Through the ages all factors related to coffee have advanced. From ground upon a rock to highly-advanced grinders capable of adjustment as small as 0.0005”. For pan roasting to computer controlled roasters that give precise control over every batch. We new even know now the genetic structure of the coffee plant itself. Much the same can be said of methods of coffee preparation.
Espresso machines can easily be said to be the most advanced form of coffee-making. Some commercial machines have three separate computers inside just to control brew temperature and water delivery. But here in the West, .
That statement will likely rankle some, and the reasons are simple. The percolator began its life in around 1814 or a bit earlier. The first US patent for what we now know as the “modern” percolator was granted in 1889. These were designed to be placed on a stove or other similar heating source. After W.W.II the electric percolator came into vogue as the movement to “modernize” the American home took hold. But some modern conveniences have their drawbacks. Let’s take a look at why:
The percolator is just a pot with a spout. Usually it is taller than it is wide. Placed on a heating source , the water inside begins to heat and rise. It flows up the center tube (1) where it splashes against a clear dome (2). There are variations to that, but this is what most people think of as a stereotypical percolator. After the splash, the water trickles into a basket suspended in the pot. This basket contains the ground coffee. It flows through the grounds (4) and dribbles back down to the bottom of the pot to begin its journey again. It does this over and over. As the coffee brews the wonderful aroma of the beverage fills the home as vapors and steam are emitted through the pouring spout (6).
It is that last fact that makes the percolator a favorite method in some households to this day but is also one of the reasons that this method is best put to rest.
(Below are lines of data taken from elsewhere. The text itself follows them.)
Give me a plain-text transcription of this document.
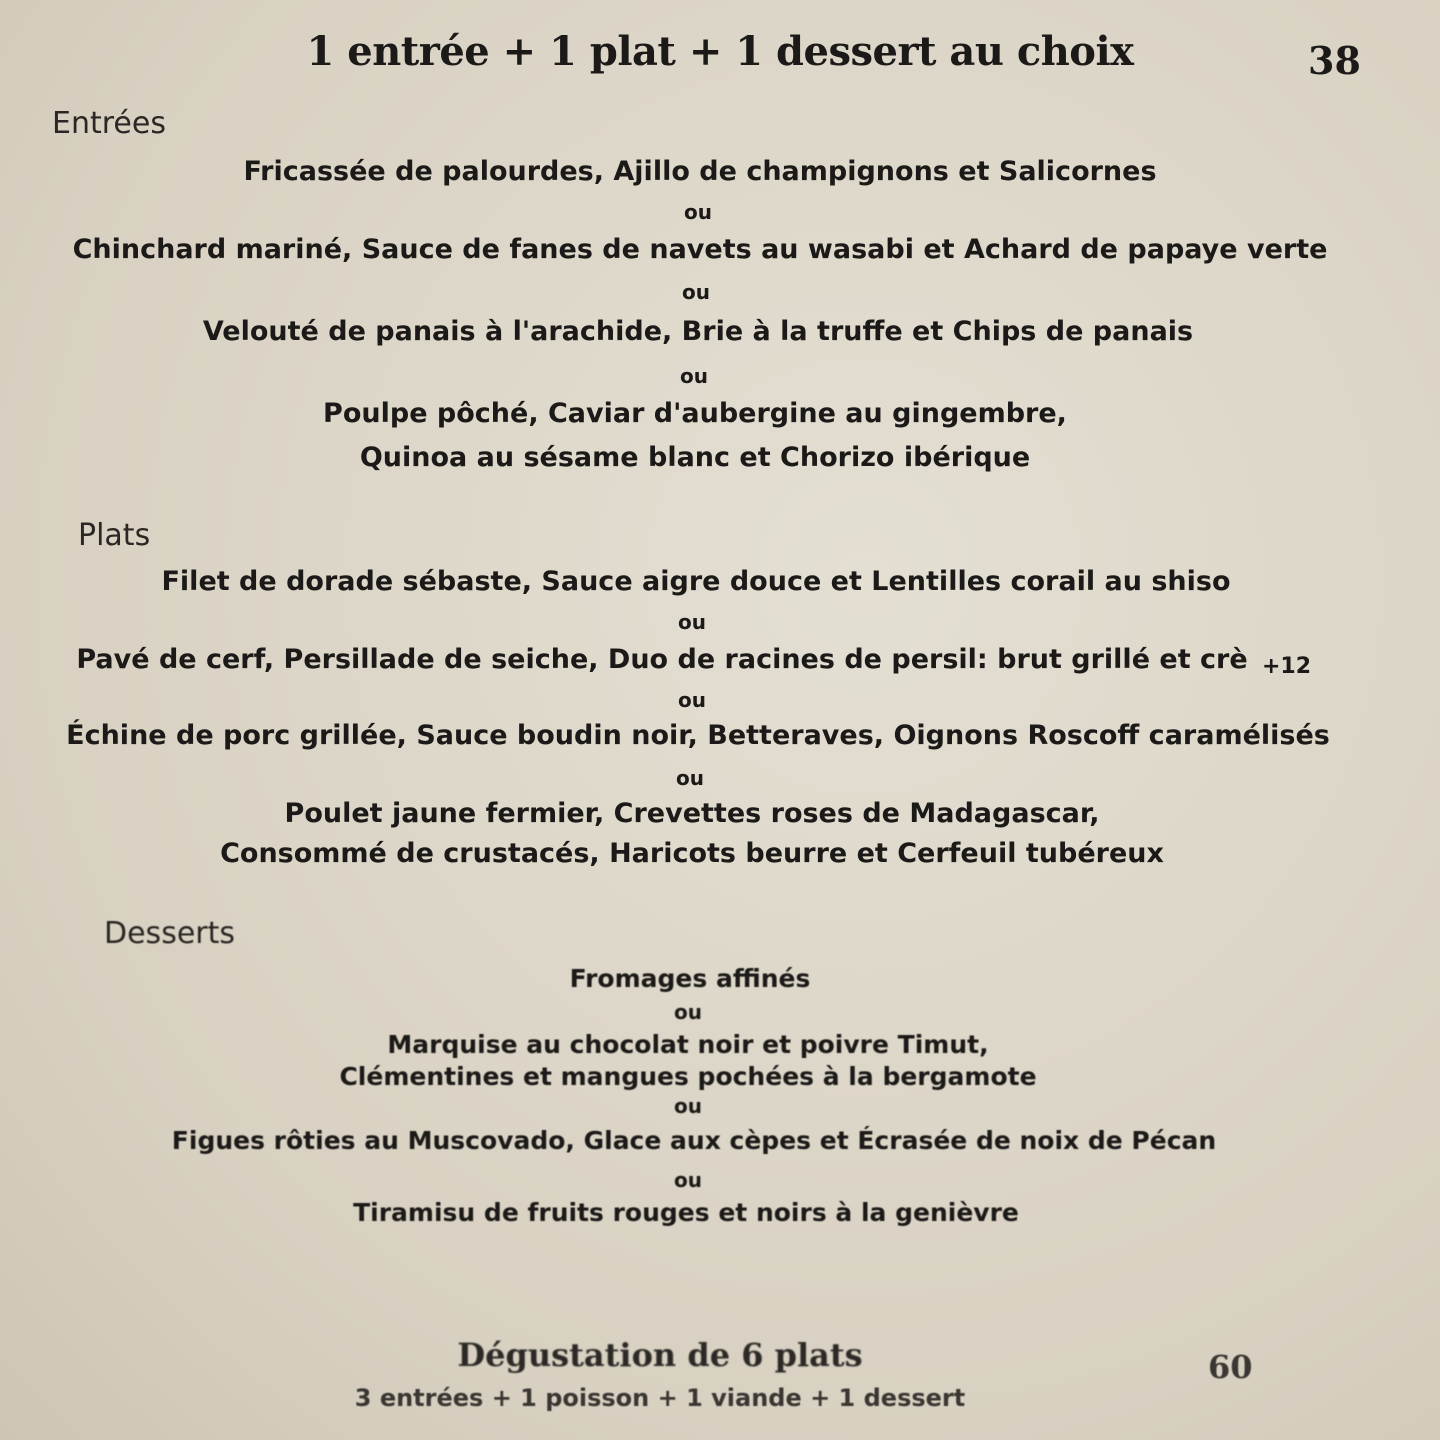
1 entrée + 1 plat + 1 dessert au choix	38
Entrées
Fricassée de palourdes, Ajillo de champignons et Salicornes
ou
Chinchard mariné, Sauce de fanes de navets au wasabi et Achard de papaye verte
ou
Velouté de panais à l'arachide, Brie à la truffe et Chips de panais
ou
Poulpe pôché, Caviar d'aubergine au gingembre,
Quinoa au sésame blanc et Chorizo ibérique
Plats
Filet de dorade sébaste, Sauce aigre douce et Lentilles corail au shiso
ou
Pavé de cerf, Persillade de seiche, Duo de racines de persil: brut grillé et crè +12
ou
Échine de porc grillée, Sauce boudin noir, Betteraves, Oignons Roscoff caramélisés
ou
Poulet jaune fermier, Crevettes roses de Madagascar,
Consommé de crustacés, Haricots beurre et Cerfeuil tubéreux
Desserts
Fromages affinés
ou
Marquise au chocolat noir et poivre Timut,
Clémentines et mangues pochées à la bergamote
ou
Figues rôties au Muscovado, Glace aux cèpes et Écrasée de noix de Pécan
ou
Tiramisu de fruits rouges et noirs à la genièvre
Dégustation de 6 plats	60
3 entrées + 1 poisson + 1 viande + 1 dessert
That wonderful aroma makes an excellent “air freshener” for the home, but that aroma is, to a great extent, the flavor of the coffee being boiled off. Brewed coffee should normally not get over about 202 to 203F. degrees, and that as a maximum. Depending on many factors, coffee brewed at around 196 to 198 can be fantastic. The heat from the stove will cause the liquid in the pot to approach the boiling point as the brewing process progresses. While it may not actually reach 212 F., it certainly has great potential of surpassing 205F.
The other problem is the nature of the process itself. As the coffee is passed through the grounds, over and over, the potential for over-extraction is multiplied. Anyone who has ever had a bitter cup of perc’d coffee knows this as a fact.
There is also the difficulty of knowing when to stop the brewing process by taking the pot off the burner. A timer can be used or the color of the coffee splashing in the glass dome on top can be used as an indicator. Being that so much of the flavor has the potential of being boiled off throughout the process, precision is a minor factor in brewing time here.
But that aroma, the evidence we use to show what is bad about a percolator is also a big reason why it is still used today. That aroma is more than enough to get most folks out of bed in the morning. The aroma says “good morning.” The device is also simple to use and easy to clean.
So the basics are there but there have been improvements. The drip coffee maker combines the convenience of this simple brewing method and has the potential to control over the process. The biggest improvement over the percolator is that the water is heated and then released through the ground coffee just one time. That gives the potential of alleviating over-extraction, but the majority of drip makers create another by having a brew temperature that is too low. As mentioned earlier, brew temperature is critical for the best cup of coffee. Whether this low temperature is due to design flaws, cost-saving measures in design and production, or lawyers attempting to avoid having their clients sued is unimportant. The taste of the coffee is important. No home drip brewers had true adjustable brewing temperature until now.
The most advanced drip coffee maker ever offered for home use is now in its second generation. Invented by Joe Behm, the Behmor “Brazen Plus” eliminates all the problems of the percolator and has advanced drip brewing into the realm of science. It has even earned European and American certification by the SCAA and the SCAE. Brew water is held above the coffee in a stainless steel reservoir where it is heated to a preselected temperature chosen by the user, controlled by electronics using a sensor that is in the water itself. Once the water reaches that selected temperature, only then is it released through the coffee held directly below. If desired, the Brazen can pre-soak the grounds, allowing them to become pre-saturated which eliminates uneven extraction. When the brewing begins, the water is released in a slow, on-off cycle, which allows the water to drain through the coffee and not flood and disrupt the bed of grounds. Water is distributed evenly over the coffee by an advanced shower head with many moles instead of just one small nozzle over the coffee. The machine can even be set for your altitude and the boiling point calibrated to compensate for that. This also compensates for electronic drift over time.
This does not mean that older methods of coffee preparation are obsolete. Turkish coffee is one of my very favorite methods, and that way method of coffee preparation is the oldest in the world still in use today. Even cowboy coffee has greater potential of making a better cup than a percolator. But the majority of households use drip brewers today and there is no more advanced home drip brewer than the Behmor Brazen.